Friday, February 01, 2008

This Strange Land

I feel as if I have been set down in a strange land where there are no trails, no roads, no one to ask directions, and I have neither map nor compass. It is wide-open country, vast and limitless, virginal and wild, full of danger, yet also full of possibility. There are no rules here, no laws, and no structure to my days except that I must eat and sleep and somehow make my way across this land.

I have retired from a job I held for 25 years, almost half my life. This job did not define my identity. It was a way to make a living while I pursued my creative career on the side, always with the dream that some day I might leave that job and pursue my sideline full time. And now here I am, the day has arrived, and I find myself in a strange land.

As I said, the job did not define my identity, but it did define my days. Day in, day out, week after week, month after month, year after year, I would drive to the campus, park my car, walk to my office, unlock the office, turn on the light, turn on the computer, and do what I had always done. Even on days off, I still felt a connection to my workplace. On weekends, sick days, vacation days, holidays, I always knew that I would shortly return. But today, that structure, that dependable schedule, is no more. Today, I will not return.

It feels like a death, and as I sit here in my studio in the pre-dawn darkness, I realize that I was wrong earlier when I said the job did not define me. It certain ways, it did. I took pride in doing a good job, being dependable, going the extra mile once in a while, and, even though I did not always succeed, always at least trying to be a positive presence in the office, not negative, to make friends, not enemies, and to deal with problems with good grace and patience, and save my cussing for when I got home.

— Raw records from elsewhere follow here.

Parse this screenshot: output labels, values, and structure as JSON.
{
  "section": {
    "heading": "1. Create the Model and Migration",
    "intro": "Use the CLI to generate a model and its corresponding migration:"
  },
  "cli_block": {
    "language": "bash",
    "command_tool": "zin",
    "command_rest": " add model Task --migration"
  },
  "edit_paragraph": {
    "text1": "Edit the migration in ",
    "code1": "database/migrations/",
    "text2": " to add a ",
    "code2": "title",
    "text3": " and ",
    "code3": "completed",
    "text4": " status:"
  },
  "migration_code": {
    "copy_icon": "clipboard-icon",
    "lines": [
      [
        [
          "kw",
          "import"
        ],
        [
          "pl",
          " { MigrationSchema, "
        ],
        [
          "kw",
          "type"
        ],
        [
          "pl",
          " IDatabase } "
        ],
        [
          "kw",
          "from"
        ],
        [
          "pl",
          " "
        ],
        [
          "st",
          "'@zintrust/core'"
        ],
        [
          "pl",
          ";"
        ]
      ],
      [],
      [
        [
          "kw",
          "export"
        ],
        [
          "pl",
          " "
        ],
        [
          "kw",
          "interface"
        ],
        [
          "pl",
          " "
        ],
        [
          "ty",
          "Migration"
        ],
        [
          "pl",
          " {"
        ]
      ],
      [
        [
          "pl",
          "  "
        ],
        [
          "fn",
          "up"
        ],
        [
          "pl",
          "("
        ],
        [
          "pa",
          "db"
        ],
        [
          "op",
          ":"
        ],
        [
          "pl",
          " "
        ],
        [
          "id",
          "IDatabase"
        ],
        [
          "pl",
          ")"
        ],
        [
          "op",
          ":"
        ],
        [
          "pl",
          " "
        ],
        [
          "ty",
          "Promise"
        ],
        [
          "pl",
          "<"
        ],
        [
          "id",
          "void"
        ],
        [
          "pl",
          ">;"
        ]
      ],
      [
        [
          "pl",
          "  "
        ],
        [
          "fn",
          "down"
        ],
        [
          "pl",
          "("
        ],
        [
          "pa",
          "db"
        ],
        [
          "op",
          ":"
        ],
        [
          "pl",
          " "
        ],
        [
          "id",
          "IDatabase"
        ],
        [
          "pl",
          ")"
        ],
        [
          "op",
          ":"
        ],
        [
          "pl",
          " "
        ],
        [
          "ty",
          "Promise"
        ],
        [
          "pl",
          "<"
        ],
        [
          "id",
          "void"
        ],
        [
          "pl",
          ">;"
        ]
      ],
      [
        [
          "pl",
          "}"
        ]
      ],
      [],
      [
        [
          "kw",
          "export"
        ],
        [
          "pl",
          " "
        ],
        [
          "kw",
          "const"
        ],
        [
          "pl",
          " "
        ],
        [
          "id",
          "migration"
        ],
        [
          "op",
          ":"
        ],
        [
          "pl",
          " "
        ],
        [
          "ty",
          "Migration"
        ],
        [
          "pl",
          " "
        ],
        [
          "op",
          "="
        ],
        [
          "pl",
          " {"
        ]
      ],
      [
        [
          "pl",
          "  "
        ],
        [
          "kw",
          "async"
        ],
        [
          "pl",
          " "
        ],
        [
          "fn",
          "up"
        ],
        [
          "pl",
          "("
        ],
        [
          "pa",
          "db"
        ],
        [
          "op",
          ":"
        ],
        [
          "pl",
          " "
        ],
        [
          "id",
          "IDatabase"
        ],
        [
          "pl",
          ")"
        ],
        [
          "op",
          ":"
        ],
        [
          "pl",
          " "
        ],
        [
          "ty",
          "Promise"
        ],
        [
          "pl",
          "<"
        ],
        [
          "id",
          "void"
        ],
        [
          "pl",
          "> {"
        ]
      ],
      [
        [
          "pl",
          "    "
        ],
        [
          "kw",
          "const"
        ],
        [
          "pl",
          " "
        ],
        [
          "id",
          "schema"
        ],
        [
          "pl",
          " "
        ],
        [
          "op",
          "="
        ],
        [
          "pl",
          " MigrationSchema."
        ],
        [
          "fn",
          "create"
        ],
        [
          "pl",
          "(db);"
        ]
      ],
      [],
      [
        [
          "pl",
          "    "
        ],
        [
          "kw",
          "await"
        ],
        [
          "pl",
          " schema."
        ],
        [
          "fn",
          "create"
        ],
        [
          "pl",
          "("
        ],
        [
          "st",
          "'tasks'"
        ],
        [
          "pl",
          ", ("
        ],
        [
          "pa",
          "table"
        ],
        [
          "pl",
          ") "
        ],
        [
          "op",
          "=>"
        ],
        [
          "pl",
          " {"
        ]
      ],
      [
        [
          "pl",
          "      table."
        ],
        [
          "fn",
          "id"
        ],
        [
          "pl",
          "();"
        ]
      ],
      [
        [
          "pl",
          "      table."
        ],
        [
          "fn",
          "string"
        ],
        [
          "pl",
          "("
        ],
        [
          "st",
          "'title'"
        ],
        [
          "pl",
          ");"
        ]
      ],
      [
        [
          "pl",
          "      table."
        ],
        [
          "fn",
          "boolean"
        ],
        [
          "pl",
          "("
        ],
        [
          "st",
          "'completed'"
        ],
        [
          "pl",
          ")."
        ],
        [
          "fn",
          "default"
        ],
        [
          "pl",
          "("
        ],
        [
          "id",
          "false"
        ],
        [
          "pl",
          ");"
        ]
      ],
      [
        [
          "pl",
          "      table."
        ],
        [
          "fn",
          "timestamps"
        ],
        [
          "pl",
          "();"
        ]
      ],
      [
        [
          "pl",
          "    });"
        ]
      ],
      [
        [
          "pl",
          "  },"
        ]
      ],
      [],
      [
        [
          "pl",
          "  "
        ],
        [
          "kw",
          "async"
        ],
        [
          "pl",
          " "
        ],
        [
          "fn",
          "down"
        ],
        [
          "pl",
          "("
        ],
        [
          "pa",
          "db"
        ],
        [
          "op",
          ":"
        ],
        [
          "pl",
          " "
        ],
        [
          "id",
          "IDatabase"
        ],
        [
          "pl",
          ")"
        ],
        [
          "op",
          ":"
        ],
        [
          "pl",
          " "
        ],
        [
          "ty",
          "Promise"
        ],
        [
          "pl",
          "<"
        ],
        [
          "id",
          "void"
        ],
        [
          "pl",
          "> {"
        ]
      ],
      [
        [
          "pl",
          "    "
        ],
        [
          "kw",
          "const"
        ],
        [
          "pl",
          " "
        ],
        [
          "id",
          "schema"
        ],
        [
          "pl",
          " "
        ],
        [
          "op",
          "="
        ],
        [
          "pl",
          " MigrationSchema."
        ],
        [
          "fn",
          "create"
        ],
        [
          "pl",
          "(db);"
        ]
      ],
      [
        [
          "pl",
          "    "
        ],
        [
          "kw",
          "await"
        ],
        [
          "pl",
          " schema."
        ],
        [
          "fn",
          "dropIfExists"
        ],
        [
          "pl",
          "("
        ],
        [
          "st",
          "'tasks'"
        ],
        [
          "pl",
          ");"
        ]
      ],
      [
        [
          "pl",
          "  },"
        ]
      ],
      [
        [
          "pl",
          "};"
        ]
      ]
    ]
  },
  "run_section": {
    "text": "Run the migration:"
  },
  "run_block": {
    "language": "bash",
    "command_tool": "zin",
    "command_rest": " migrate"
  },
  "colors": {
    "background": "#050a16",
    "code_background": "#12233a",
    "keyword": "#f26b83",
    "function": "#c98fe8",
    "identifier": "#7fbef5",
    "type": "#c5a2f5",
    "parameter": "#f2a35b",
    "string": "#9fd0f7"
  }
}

The goodbyes were more wrenching than I expected. They gave me a retirement party, and the kindness and appreciation they showed me was overwhelming. All three deans I worked for over the years were there and presented me with a group reference letter each had signed. There were other gifts, too. My supervisor, for instance, gave me a business card holder with the UT longhorn symbol on it. It fits right in my shirt pocket, right over my heart, the orange longhorn, symbol of the place that has been my home-away-from-home all these years—25 as an employee, five as a student, 30 years total. Three decades, and today I will not return.

Yes, it feels like a death. But as I write these words, I notice the sun is coming up. It shines on this strange land, and fills the room with golden light, and as the day begins, it feels like birth.

But I have no illusions about birth. I know it is not easy, and that’s okay. Birth leads to life, and life is good.